Despite the refusal of CRS to give clearance for running passenger trains, the Board decided to open the Lumding-Silchar line in November 2015, taking no cognizance of suggestion of the CRS that a committee of experts is formed. Before the decision to open the line was taken, Verma was removed from his post and sent to training for two months (though he returned to the same post). The officer who held the charge as CBE in Verma’s absence also recorded on file that he agreed with Verma’s observations about the design defects in his report to GM, NFR, which he had submitted before leaving for training. It appears no cognisance was taken of this noting.
Finally, when Verma sent another note to GM of NFR about the deteriorating conditions, the officer appointed a committee to look into his report regarding the survey and design ignoring the geology. But this committee consisted of three officers, each one of whom had played a key role in the failure to take into account the geological conditions both at the stage of the survey and detailed structural design on the Lumding-Silchar line and the other six national projects.
As the ground conditions began to deteriorate after the monsoons, Verma on April 19, 2016, ordered the suspension of passenger services on the Lumding-Silchar line stating in his letter that instability poses a serious threat to the safety of passengers. The GM, NFR responded by opening the line on the very next day. Within one week there were two derailments due to the damage to the track by landslides which were followed by many more landslides that resulted in the closure of the line for almost three months.
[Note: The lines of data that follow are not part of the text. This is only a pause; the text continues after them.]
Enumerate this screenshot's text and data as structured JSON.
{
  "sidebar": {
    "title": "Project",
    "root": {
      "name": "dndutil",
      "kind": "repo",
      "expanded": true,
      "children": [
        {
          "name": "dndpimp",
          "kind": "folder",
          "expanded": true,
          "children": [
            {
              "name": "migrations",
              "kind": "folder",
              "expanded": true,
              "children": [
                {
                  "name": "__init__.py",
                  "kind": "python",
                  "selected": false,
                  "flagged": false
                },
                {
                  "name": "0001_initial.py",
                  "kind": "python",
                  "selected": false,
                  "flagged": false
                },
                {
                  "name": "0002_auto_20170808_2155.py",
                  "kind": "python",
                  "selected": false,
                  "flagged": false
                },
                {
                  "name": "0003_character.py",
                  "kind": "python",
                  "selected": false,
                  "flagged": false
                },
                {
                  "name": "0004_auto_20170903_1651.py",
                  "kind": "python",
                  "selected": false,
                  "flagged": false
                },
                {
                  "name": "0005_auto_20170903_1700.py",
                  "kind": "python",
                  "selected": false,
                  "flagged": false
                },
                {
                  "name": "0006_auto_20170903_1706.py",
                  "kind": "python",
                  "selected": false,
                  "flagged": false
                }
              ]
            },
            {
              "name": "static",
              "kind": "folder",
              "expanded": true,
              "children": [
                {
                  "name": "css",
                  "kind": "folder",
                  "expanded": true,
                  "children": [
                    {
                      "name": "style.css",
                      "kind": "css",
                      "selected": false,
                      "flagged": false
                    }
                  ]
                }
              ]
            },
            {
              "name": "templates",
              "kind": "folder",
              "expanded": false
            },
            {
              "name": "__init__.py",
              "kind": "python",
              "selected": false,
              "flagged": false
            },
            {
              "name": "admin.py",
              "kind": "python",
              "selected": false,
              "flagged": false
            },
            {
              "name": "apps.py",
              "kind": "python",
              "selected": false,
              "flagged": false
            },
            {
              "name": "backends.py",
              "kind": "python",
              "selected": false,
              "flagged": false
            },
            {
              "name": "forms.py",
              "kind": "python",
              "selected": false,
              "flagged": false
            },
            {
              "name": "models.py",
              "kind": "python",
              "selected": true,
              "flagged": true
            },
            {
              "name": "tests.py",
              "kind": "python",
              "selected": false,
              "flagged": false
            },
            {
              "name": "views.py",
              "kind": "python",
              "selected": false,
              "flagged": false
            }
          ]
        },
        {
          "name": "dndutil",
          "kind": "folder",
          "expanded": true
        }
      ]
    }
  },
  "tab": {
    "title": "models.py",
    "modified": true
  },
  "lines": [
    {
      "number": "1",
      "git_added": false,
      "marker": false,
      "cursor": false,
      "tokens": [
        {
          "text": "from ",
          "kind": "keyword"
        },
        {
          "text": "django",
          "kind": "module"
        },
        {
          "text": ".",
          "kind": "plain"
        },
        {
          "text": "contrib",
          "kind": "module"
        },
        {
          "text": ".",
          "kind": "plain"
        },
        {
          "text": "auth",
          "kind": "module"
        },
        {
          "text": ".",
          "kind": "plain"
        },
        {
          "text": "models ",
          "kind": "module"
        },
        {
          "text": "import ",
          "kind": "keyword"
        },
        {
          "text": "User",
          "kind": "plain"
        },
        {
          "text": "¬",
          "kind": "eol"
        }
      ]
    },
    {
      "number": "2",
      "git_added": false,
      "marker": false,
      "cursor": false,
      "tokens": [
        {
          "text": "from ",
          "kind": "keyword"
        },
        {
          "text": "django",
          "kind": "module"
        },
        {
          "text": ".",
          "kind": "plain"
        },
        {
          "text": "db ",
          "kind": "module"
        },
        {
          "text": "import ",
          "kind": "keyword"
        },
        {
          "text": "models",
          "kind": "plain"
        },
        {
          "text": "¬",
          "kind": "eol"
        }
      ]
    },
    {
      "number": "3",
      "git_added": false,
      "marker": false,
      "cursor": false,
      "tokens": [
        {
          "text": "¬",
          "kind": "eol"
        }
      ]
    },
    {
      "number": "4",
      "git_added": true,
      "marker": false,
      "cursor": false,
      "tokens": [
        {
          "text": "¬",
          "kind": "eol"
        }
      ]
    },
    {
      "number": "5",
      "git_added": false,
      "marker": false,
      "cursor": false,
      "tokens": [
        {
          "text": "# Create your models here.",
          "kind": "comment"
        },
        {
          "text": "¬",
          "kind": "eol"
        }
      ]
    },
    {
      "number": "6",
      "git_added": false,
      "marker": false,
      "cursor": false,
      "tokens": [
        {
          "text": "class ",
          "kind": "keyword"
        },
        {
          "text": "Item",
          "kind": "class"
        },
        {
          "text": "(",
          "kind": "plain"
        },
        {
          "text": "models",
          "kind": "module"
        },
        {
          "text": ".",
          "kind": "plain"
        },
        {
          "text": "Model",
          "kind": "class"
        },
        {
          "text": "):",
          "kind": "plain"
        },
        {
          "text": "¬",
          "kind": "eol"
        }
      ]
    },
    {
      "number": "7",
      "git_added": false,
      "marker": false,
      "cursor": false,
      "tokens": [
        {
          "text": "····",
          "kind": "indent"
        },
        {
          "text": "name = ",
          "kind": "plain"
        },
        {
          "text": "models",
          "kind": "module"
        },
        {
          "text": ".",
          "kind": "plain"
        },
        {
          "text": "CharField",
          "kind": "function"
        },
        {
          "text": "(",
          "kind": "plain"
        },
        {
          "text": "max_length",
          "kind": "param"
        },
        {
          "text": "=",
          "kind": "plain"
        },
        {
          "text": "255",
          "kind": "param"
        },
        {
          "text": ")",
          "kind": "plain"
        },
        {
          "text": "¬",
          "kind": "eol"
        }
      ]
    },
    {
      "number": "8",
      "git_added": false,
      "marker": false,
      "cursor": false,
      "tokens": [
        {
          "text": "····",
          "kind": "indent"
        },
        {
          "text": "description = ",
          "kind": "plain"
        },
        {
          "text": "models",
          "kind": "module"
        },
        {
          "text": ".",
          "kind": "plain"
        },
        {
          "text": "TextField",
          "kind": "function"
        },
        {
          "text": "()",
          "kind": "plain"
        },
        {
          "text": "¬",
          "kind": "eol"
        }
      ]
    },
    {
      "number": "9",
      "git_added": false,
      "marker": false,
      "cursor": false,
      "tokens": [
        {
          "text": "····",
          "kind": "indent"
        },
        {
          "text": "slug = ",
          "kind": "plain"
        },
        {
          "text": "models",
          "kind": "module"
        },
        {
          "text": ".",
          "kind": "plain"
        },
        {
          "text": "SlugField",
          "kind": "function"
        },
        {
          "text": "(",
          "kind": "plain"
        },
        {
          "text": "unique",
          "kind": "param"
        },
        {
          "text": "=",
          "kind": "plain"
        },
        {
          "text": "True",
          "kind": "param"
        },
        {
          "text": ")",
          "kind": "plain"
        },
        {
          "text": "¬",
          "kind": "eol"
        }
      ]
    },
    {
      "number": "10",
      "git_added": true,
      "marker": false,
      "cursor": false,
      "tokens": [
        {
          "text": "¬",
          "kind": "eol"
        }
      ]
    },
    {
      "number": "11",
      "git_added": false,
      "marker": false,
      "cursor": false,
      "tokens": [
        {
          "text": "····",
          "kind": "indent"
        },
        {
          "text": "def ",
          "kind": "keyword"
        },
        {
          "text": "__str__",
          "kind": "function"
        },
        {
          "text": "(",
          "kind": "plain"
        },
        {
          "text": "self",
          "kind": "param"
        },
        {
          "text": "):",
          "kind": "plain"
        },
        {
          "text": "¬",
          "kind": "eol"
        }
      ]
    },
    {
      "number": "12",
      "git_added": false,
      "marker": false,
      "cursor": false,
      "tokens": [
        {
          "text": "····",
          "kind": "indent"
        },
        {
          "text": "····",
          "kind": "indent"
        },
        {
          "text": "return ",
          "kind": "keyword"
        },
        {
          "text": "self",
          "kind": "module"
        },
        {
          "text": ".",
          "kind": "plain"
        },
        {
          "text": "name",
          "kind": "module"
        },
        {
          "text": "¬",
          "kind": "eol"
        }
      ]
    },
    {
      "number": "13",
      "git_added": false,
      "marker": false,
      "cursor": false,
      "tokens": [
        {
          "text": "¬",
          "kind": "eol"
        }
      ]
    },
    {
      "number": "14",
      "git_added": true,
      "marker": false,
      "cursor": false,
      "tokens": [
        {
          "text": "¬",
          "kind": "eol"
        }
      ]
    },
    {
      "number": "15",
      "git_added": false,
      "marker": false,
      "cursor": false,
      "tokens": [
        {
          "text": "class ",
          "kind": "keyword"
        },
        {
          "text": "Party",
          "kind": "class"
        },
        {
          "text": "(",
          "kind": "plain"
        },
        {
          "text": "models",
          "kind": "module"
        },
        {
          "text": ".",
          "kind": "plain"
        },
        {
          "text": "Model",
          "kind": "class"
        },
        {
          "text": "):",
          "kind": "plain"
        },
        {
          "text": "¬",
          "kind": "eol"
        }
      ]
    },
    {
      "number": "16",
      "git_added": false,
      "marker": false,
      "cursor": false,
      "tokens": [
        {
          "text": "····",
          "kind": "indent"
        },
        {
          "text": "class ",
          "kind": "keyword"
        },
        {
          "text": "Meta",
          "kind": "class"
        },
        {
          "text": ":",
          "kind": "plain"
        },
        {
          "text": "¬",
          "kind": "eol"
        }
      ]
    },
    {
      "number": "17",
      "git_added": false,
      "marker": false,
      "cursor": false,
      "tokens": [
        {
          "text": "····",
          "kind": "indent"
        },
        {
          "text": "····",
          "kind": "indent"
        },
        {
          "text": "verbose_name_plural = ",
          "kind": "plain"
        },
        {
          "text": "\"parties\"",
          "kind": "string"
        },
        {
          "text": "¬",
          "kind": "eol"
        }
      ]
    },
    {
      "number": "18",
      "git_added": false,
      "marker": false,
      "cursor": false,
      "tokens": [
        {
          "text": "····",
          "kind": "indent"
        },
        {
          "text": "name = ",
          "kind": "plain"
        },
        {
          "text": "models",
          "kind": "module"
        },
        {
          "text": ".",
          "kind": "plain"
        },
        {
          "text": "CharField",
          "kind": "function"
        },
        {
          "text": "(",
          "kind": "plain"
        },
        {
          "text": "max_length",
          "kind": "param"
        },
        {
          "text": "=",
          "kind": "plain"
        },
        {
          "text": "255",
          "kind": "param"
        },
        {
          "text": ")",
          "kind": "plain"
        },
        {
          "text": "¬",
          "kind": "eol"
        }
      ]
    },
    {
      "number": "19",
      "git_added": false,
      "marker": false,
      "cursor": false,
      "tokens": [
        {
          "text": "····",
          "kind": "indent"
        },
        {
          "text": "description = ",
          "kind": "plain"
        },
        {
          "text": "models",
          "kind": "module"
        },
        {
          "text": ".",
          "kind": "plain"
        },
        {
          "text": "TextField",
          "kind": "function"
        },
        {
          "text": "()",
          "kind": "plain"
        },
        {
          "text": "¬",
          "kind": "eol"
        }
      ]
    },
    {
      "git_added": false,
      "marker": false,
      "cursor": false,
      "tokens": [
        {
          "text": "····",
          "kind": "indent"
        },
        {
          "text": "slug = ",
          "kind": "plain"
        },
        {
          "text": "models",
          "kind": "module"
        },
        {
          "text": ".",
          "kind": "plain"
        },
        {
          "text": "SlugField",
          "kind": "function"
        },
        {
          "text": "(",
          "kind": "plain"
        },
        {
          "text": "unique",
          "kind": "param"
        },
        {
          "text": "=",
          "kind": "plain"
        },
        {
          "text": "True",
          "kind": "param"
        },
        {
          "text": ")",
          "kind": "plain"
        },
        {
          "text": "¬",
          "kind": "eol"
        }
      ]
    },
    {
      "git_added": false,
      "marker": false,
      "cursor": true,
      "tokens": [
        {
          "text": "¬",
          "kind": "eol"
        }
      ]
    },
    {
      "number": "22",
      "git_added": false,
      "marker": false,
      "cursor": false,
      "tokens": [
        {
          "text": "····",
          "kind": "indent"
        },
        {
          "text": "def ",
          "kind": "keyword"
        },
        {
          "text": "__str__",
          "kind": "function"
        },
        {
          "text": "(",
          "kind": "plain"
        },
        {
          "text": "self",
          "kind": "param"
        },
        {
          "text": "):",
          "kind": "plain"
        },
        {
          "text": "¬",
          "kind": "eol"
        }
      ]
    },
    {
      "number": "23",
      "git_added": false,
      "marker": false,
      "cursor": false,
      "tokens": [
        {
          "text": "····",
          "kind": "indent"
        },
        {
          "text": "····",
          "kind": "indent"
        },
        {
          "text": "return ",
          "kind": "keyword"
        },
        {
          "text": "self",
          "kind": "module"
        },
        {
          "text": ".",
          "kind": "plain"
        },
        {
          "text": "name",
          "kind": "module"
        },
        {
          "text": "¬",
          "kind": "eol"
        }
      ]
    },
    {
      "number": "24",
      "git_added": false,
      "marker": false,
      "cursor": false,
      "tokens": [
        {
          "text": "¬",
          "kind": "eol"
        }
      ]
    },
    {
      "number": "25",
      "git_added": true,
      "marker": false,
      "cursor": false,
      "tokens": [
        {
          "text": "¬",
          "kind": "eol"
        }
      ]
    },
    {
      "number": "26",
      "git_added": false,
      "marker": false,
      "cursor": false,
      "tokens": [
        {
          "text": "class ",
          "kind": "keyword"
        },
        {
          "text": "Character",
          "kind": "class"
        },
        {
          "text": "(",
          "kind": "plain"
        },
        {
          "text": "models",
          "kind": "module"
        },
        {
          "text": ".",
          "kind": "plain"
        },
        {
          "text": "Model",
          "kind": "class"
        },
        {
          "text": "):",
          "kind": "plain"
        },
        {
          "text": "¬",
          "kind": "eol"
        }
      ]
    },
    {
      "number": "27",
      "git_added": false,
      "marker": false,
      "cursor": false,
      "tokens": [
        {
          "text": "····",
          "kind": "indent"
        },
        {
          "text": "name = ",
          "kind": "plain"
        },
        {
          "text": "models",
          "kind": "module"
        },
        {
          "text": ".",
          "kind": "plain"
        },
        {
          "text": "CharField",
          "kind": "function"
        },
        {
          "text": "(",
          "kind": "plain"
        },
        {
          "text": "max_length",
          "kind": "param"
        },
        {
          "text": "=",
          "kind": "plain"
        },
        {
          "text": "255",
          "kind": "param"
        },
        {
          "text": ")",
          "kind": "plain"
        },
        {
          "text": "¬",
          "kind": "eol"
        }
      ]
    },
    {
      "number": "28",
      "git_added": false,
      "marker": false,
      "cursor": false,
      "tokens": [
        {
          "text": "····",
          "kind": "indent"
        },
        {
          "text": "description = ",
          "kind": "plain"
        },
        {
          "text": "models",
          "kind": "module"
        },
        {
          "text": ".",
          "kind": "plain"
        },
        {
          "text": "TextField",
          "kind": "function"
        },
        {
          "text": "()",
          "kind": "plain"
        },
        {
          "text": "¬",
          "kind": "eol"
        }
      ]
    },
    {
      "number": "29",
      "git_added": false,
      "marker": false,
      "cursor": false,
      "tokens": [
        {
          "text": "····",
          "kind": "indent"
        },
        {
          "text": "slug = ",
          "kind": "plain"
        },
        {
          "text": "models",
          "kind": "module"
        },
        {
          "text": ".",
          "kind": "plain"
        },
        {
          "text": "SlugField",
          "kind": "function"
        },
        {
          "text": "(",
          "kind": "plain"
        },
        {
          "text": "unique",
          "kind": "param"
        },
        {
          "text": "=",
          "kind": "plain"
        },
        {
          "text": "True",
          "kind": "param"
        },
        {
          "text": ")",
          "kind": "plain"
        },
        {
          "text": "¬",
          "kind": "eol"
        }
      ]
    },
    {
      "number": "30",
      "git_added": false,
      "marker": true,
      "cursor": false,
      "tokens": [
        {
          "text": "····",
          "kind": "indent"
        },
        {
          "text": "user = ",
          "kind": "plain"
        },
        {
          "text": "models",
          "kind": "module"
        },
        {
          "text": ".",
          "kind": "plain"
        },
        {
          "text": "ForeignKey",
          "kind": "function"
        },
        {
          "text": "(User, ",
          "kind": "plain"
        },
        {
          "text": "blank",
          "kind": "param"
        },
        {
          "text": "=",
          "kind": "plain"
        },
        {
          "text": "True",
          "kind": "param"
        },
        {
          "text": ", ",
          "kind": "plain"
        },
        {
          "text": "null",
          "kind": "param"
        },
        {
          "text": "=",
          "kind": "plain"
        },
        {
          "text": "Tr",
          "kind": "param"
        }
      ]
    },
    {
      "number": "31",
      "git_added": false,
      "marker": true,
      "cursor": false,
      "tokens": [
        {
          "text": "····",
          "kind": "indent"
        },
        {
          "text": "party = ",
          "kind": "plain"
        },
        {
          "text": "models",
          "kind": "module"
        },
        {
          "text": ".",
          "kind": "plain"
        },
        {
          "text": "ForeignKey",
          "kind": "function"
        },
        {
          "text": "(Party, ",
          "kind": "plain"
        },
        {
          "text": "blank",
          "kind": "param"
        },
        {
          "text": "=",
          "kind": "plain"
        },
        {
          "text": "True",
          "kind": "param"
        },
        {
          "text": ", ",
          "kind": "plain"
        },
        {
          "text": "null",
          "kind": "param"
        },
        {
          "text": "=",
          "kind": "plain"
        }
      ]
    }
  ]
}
The prime minister was in Shillong in May 2016 to preside over the meeting of the North East Development Council. He was also to launch a train service between Delhi and Agartala, but the inauguration was called off due to the closure of the Lumding-Silchar section. This incident highlighted the vulnerability of rail transportation to landslides in south Assam and adjoining states of Tripura, Manipur and Mizoram. The rail link to Imphal (Jiribam-Imphal project) and Aizawl (Bhairabi-Sairang project) will take off from the Lumding-Silchar line.
Apprehending attempts by NFR to cover up its mistakes, Verma on July 17, 2016, sent a detailed report to the member (engineering) and the chairman of the Board, requesting them to take a holistic view and set up another expert committee which can independently and objectively examine the vital technical issues.